Let $u\in H^0(U)\cap H^1_0(U)$ and $v_k\in C^\infty_c$(U) such that $v_k\rightarrow u$ in $H^1_0(U)$ and $w_k\in C^\infty (U)$ such that $w_k \rightarrow u $ in $H^2(U)$.

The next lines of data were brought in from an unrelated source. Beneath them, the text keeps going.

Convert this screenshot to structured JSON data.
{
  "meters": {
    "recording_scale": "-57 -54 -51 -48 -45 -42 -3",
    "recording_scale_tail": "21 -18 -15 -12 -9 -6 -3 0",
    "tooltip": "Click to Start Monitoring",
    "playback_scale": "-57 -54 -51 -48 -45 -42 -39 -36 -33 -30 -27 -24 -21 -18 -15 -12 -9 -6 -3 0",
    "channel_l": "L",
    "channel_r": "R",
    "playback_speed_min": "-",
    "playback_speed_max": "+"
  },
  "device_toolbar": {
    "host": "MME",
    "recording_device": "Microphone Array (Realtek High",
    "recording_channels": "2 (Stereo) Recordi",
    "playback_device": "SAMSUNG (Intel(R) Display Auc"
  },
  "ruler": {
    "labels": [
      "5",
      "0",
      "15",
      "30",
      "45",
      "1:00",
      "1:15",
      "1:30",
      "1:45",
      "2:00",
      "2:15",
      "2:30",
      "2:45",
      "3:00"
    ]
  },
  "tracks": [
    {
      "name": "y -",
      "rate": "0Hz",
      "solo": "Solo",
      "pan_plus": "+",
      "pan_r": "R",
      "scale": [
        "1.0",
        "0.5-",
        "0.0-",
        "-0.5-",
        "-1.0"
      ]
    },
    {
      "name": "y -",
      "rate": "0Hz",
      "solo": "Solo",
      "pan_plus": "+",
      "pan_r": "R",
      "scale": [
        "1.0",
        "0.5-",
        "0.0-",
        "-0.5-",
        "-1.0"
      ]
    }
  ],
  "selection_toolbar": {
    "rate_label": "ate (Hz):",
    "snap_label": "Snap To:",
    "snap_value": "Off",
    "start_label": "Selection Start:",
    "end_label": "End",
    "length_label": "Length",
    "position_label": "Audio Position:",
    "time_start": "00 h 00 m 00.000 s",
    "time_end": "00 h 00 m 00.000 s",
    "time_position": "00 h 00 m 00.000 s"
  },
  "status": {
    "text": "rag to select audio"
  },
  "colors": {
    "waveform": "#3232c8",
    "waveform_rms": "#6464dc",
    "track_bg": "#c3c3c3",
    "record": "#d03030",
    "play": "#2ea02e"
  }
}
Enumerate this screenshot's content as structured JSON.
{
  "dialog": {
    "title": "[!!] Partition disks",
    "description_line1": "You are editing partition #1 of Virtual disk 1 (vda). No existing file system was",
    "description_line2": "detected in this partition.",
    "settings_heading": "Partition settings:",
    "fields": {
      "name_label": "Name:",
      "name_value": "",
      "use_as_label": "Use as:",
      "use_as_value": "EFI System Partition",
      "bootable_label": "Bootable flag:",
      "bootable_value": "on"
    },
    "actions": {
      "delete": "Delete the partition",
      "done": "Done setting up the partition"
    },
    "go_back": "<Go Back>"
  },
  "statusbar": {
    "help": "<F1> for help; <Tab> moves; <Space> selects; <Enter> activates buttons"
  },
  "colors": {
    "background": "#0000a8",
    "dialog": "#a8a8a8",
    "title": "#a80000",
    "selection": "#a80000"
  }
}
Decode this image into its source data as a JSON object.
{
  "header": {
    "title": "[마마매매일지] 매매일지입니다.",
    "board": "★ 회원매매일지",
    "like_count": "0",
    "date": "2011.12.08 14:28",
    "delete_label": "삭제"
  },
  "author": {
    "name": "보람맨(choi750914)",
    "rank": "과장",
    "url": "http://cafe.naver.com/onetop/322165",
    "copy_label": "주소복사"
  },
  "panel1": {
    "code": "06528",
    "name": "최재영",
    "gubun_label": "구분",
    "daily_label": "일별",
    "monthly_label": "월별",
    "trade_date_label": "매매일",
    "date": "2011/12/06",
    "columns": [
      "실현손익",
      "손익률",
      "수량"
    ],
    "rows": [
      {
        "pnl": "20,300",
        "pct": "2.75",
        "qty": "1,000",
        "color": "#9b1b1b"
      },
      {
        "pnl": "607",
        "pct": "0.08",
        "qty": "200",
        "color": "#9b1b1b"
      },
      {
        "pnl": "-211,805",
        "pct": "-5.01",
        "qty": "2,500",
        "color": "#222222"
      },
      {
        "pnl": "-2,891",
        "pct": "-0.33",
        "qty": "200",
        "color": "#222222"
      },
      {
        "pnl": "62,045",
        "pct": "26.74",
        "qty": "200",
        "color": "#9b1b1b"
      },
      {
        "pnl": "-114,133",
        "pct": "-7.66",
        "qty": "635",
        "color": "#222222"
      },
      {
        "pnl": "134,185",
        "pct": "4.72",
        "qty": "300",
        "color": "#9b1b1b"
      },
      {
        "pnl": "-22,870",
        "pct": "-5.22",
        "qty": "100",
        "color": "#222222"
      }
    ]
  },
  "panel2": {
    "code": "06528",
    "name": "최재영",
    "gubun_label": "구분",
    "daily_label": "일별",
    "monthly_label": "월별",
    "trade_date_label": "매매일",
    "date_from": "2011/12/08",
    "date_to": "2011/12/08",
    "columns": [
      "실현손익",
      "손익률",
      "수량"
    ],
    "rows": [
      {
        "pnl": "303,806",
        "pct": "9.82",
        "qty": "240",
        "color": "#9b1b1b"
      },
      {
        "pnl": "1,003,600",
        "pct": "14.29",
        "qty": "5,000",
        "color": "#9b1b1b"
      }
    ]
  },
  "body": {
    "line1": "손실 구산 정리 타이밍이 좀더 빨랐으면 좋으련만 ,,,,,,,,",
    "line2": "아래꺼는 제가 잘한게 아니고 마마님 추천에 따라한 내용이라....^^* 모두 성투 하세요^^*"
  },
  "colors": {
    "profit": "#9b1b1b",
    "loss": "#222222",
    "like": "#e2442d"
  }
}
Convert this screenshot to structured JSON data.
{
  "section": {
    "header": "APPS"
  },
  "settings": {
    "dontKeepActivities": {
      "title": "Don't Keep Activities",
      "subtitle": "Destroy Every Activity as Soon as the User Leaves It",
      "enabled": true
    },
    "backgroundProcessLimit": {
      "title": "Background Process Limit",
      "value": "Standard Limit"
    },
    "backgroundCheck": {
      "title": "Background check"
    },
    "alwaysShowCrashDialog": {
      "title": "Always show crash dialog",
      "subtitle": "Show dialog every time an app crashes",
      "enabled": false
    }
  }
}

I want to show that $ \int_U Dw_k \cdot Dv_k -|Du|^2 dx \leq \int_U |Dw_k| |Dv_k-Du|dx+\int_U |Du| |Dw_k-Du|dx$
tends to $0$. I feel like I should use that $v_k,w_k\rightarrow u$ in $H^1_0$ and $H^2$ respectively but I'm not sure how since I dont think I have the correct norms.
On
I am afraid that it is rather straight-forward:
We have that $$ Dw_k \cdot Dv_k -|Du|^2 =Dw_k\cdot Dv_k-Dw_k\cdot Du+Dw_k\cdot Du-Du\cdot Du= Dw_k\cdot (Dv_k- Du)+Du\cdot(Dw_k-Du), $$ and hence $$ Dw_k \cdot Dv_k -|Du|^2 \le \lvert Dw_k\cdot (Dv_k- Du)\rvert+\lvert Du\cdot(Dw_k-Du)\rvert \le \lvert Dw_k\rvert\lvert Dv_k- Du\rvert+\lvert Du\rvert \lvert Dw_k-Du\rvert, $$ and finally $$ \int_U Dw_k \cdot Dv_k -|Du|^2\,dx\le \int_U \lvert Dw_k\rvert\lvert Dv_k- Du\rvert\,dx+\int_U\lvert Du\rvert \lvert Dw_k-Du\rvert\,dx. $$
By the Cauchy-Schwarz inequality, we have $$\int_U |Dw_k| |Dv_k - Du|\,dx \le \sqrt{\int_U |Dw_k|^2} \sqrt{\int_U |Dv_k - Du|^2}.$$ Since the Sobolev norm has $\|f\|_{H^1}^2 = \int_U (|f|^2 + |Df|^2) \ge \int_U |Df|^2$, we have $$\int_U |Dw_k| |Dv_k - Du|\,dx \le \|w_k\|_{H^1} \|v_k - u\|_{H^1}.$$ Since $w_k$ converges in $H^1$ norm, $\sup_k \|w_k\|_{H^1} < \infty$. And since $v_k \to u$ in $H^1$ norm, $\|v_k - u\|_{H^1} \to 0$.
The other term is similar.